By Bob Egelko

The state Supreme Court made it likely Monday that Californians will vote in November on Gov. Jerry Brown's crime initiative, which would allow prisoners convicted of nonviolent felonies to be considered for early parole.

The California District Attorneys Association sought to keep the measure off the ballot, arguing that Brown had violated the public's right to comment on initiative measures by combining his proposal with one that would require a judicial hearing before defendants as young as 14 could be tried as adults. The authors of the juvenile measure had already completed their public-comment period, required by state law, when they agreed to let Brown take it over and add his parole plan.

In a 6-1 ruling, the court said the two measures were "reasonably germane" to one another and could be submitted as a single initiative, without further public comment.

The ruling allows election officials to count 1 million signatures that backers of the initiative recently submitted. They need 585,407 valid signatures for the proposal to make the November ballot.

Dan Newman, a spokesman for the initiative campaign, said Californians "will now have a chance to improve public safety." By giving these prisoners a chance at parole, he said, the initiative will provide an incentive for them to follow prison rules, educate themselves and "turn their lives around."

Prosecutors will "vigorously oppose this dangerous measure," said San Mateo County District Attorney Steve Wagstaffe, president-elect of the statewide district attorneys association. He said the ruling, by allowing the two initiatives to merge and circulate without additional public comment, "sets a dangerous precedent for the initiative process."

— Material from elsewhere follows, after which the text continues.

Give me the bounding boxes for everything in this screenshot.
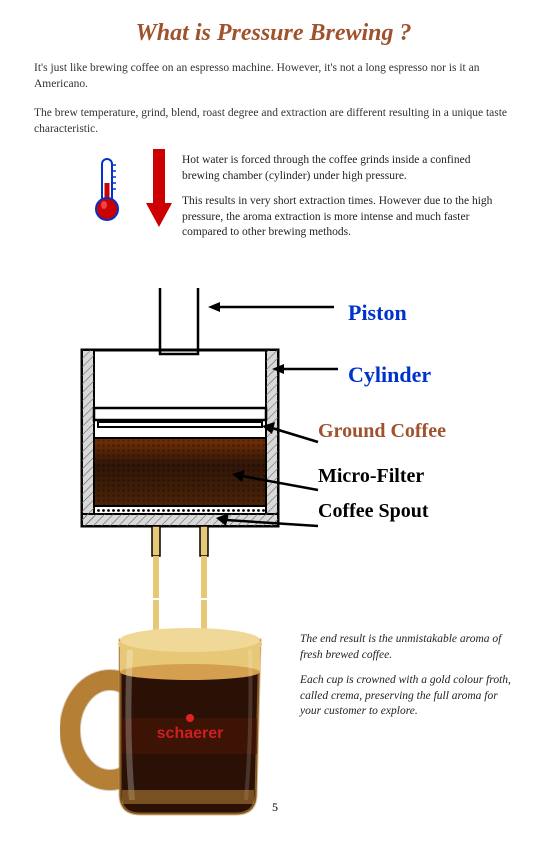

The measure, if it qualifies, will join a November ballot likely to also include such weighty subjects as the death penalty, legalization of marijuana, gun control, taxes and a ban on single-use plastic bags at grocery stores, in addition to the presidential and U.S. Senate elections.

Initiative's intent

Brown's initiative would reduce the population of the state's prisons -- under federal court order to ease overcrowding and improve health care -- and partially roll back the fixed-term sentencing system that he signed into law in 1977.

Under that system, state laws determine a range of sentences for each crime, judges choose the sentence, and the inmate must serve the prescribed term, with reductions for good behavior. Sentences are often increased by many years for an inmate's previous felony convictions and aggravating circumstances of the crime, including gang membership, infliction of serious injuries and use of a gun.

The new initiative would make inmates eligible for parole after serving their sentence for the crime they committed. It would cover only those convicted of felonies classified as nonviolent, which would disqualify those who used a gun or inflicted serious injuries. Early release would not be guaranteed -- the parole boards, composed mostly of former law enforcement and prison officials, now review the cases of murderers serving life sentences and usually vote to keep them in prison.

The initiative would also repeal a law, approved by voters in 2000, that allowed prosecutors to charge youths aged 14 to 17 in adult court for serious crimes, with potential sentences of up to life in prison. The measure would restore a previous law allowing a juvenile court judge to decide whether the youth should be tried instead as a juvenile, who could be held only until age 23.

Combining measures

The juvenile crime measure was proposed separately in December, but its sponsors agreed in January to let Brown combine it with his felony-parole plan as a single initiative. Under a 2014 state law, sponsors of a proposed ballot measure can add new provisions without requiring an additional 30 days of public comment, but only if the changes are "reasonably germane" to the original proposal.

A Sacramento judge agreed with prosecutors that the two initiative proposals weren't closely related and ordered a further period of public comment, which would have made it virtually impossible to meet the November ballot deadline. But the state's high court said Monday that Brown's measure satisfied the "lenient" standard set by the 2014 law.

"The proponents of an initiative are captains of the ship when it comes to deciding which provisions to take on board," Justice Carol Corrigan said in the majority opinion. She noted that the first version of the juvenile-crime initiative would have made some young adult inmates eligible for parole, and said both measures were "intended to benefit prisoners who have rehabilitated themselves in custody."

In dissent, Justice Ming Chin said Brown's adult-felon proposal had little in common with the juvenile-crime measure and should have required a new period of public comment. He noted that Brown, when he signed the 2014 law, said it was intended to "increase public participation in the initiative process."

Both initiatives "involve the criminal justice system," Chin said, but Brown's measure "has nothing to do with juveniles."